Oltre al nodo delle licenze, c'è un ulteriore tema che accende il dibattito: la tassazione del 33% sulle plusvalenze da criptovalute, un tema introdotto nella nuova Legge di Bilancio e che ha sollevato più confusione che altro. Su questo punto il Ceo Ametrano ha commentato: "L’aumento al 33% è un provvedimento senza fondamento, che molti considerano incostituzionale. La Costituzione tutela il risparmio in tutte le sue forme: non ha senso che un risparmiatore che compra Bitcoin paghi più tasse di chi compra un ETF su Bitcoin, che resta al 26%. Non si capisce perché una forma di risparmio debba essere tassata più di altre".
"In Commissione, persino Banca d’Italia ha dichiarato che cambiare la normativa fiscale ogni anno non è auspicabile: investitori e risparmiatori hanno bisogno di stabilità e non c’è ragione per un’aliquota più alta". E aggiunge: "Qui sembra davvero che si voglia distruggere l’industria italiana: non si rilasciano licenze agli operatori seri e si aumenta la tassazione. Detto questo, Bitcoin non smette di crescere e non smetterà, perché tutti i mercati europei si stanno aprendo e nei prossimi mesi vedremo grandi afflussi di capitale".

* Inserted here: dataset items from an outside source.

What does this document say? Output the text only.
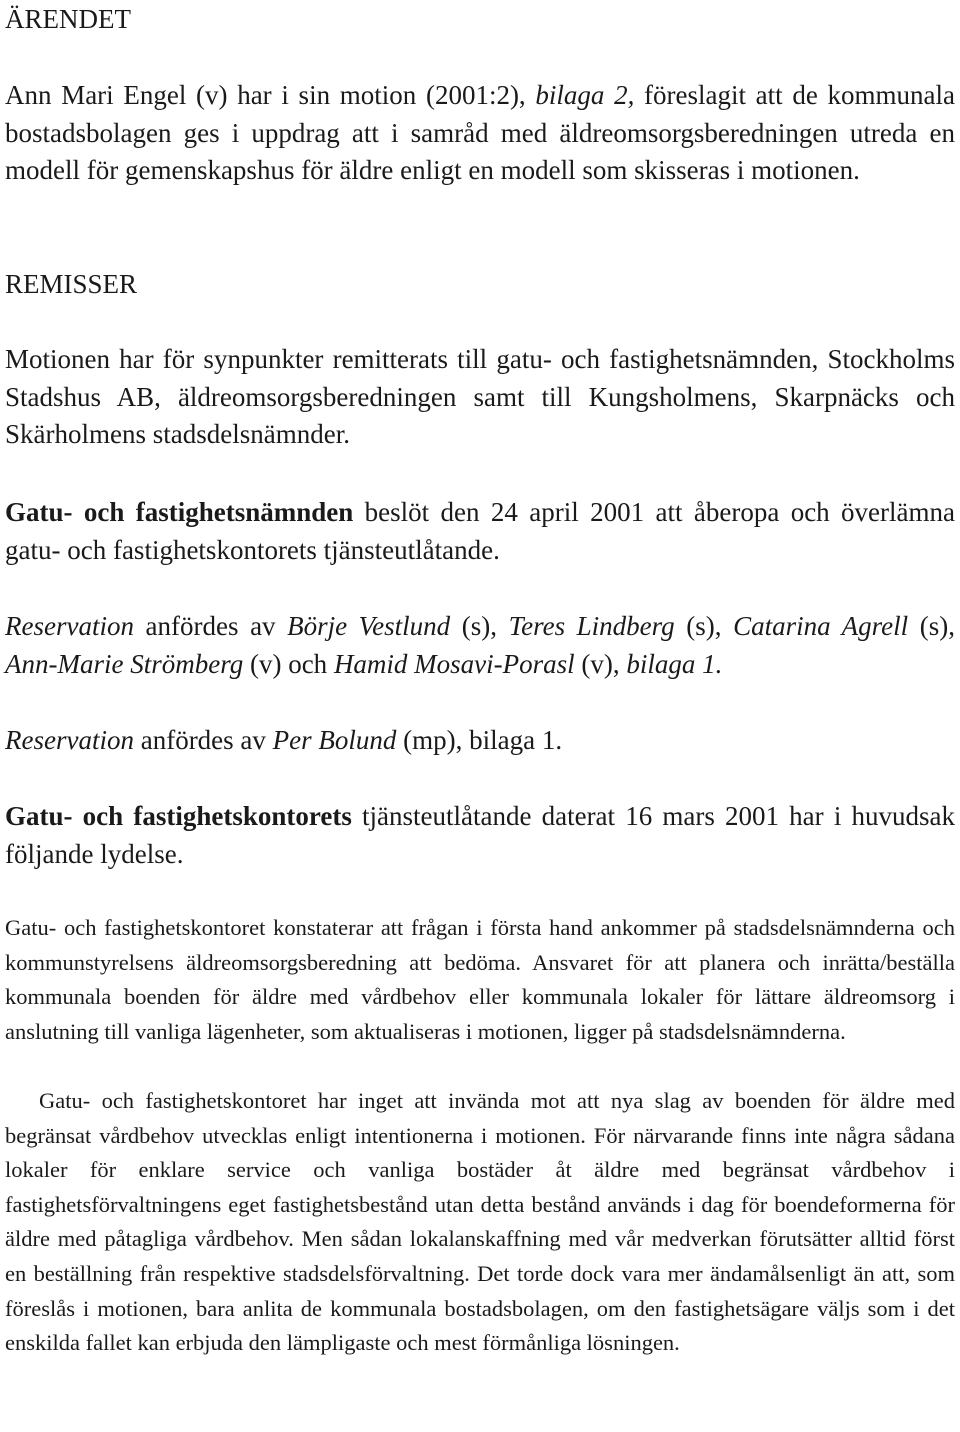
ÄRENDET

Ann Mari Engel (v) har i sin motion (2001:2), bilaga 2, föreslagit att de kommunala bostadsbolagen ges i uppdrag att i samråd med äldreomsorgsberedningen utreda en modell för gemenskapshus för äldre enligt en modell som skisseras i motionen.

REMISSER

Motionen har för synpunkter remitterats till gatu- och fastighetsnämnden, Stockholms Stadshus AB, äldreomsorgsberedningen samt till Kungsholmens, Skarpnäcks och Skärholmens stadsdelsnämnder.

Gatu- och fastighetsnämnden beslöt den 24 april 2001 att åberopa och överlämna gatu- och fastighetskontorets tjänsteutlåtande.

Reservation anfördes av Börje Vestlund (s), Teres Lindberg (s), Catarina Agrell (s), Ann-Marie Strömberg (v) och Hamid Mosavi-Porasl (v), bilaga 1.

Reservation anfördes av Per Bolund (mp), bilaga 1.

Gatu- och fastighetskontorets tjänsteutlåtande daterat 16 mars 2001 har i huvudsak följande lydelse.

Gatu- och fastighetskontoret konstaterar att frågan i första hand ankommer på stadsdelsnämnderna och kommunstyrelsens äldreomsorgsberedning att bedöma. Ansvaret för att planera och inrätta/beställa kommunala boenden för äldre med vårdbehov eller kommunala lokaler för lättare äldreomsorg i anslutning till vanliga lägenheter, som aktualiseras i motionen, ligger på stadsdelsnämnderna.

Gatu- och fastighetskontoret har inget att invända mot att nya slag av boenden för äldre med begränsat vårdbehov utvecklas enligt intentionerna i motionen. För närvarande finns inte några sådana lokaler för enklare service och vanliga bostäder åt äldre med begränsat vårdbehov i fastighetsförvaltningens eget fastighetsbestånd utan detta bestånd används i dag för boendeformerna för äldre med påtagliga vårdbehov. Men sådan lokalanskaffning med vår medverkan förutsätter alltid först en beställning från respektive stadsdelsförvaltning. Det torde dock vara mer ändamålsenligt än att, som föreslås i motionen, bara anlita de kommunala bostadsbolagen, om den fastighetsägare väljs som i det enskilda fallet kan erbjuda den lämpligaste och mest förmånliga lösningen.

Ametrano prosegue: "Purtroppo c'è ancora molto scetticismo sull’idea che Bitcoin sia l’equivalente digitale dell’oro. Se fossimo tutti d’accordo che Bitcoin è oro digitale, il prezzo sarebbe già a un milione di dollari, perché non ci è ancora arrivato? Perché non tutti lo vedono così". E conclude: "Bitcoin ha la particolarità di essere trattato da alcuni operatori, soprattutto hedge fund, come una proxy dei titoli tecnologici del Nasdaq. Siccome è quotato 24 ore su 24, 7 giorni su 7, se arriva una dichiarazione politica a mercati chiusi, il primo asset su cui fare de-risking è Bitcoin: Bitcoin assorbe per primo qualsiasi shock. Finché questa doppia natura persisterà, vivremo ancora forti momenti di volatilità. Io li vedo come un’opportunità, altrimenti Bitcoin sarebbe già a un milione di dollari, un traguardo che per me è del tutto plausibile".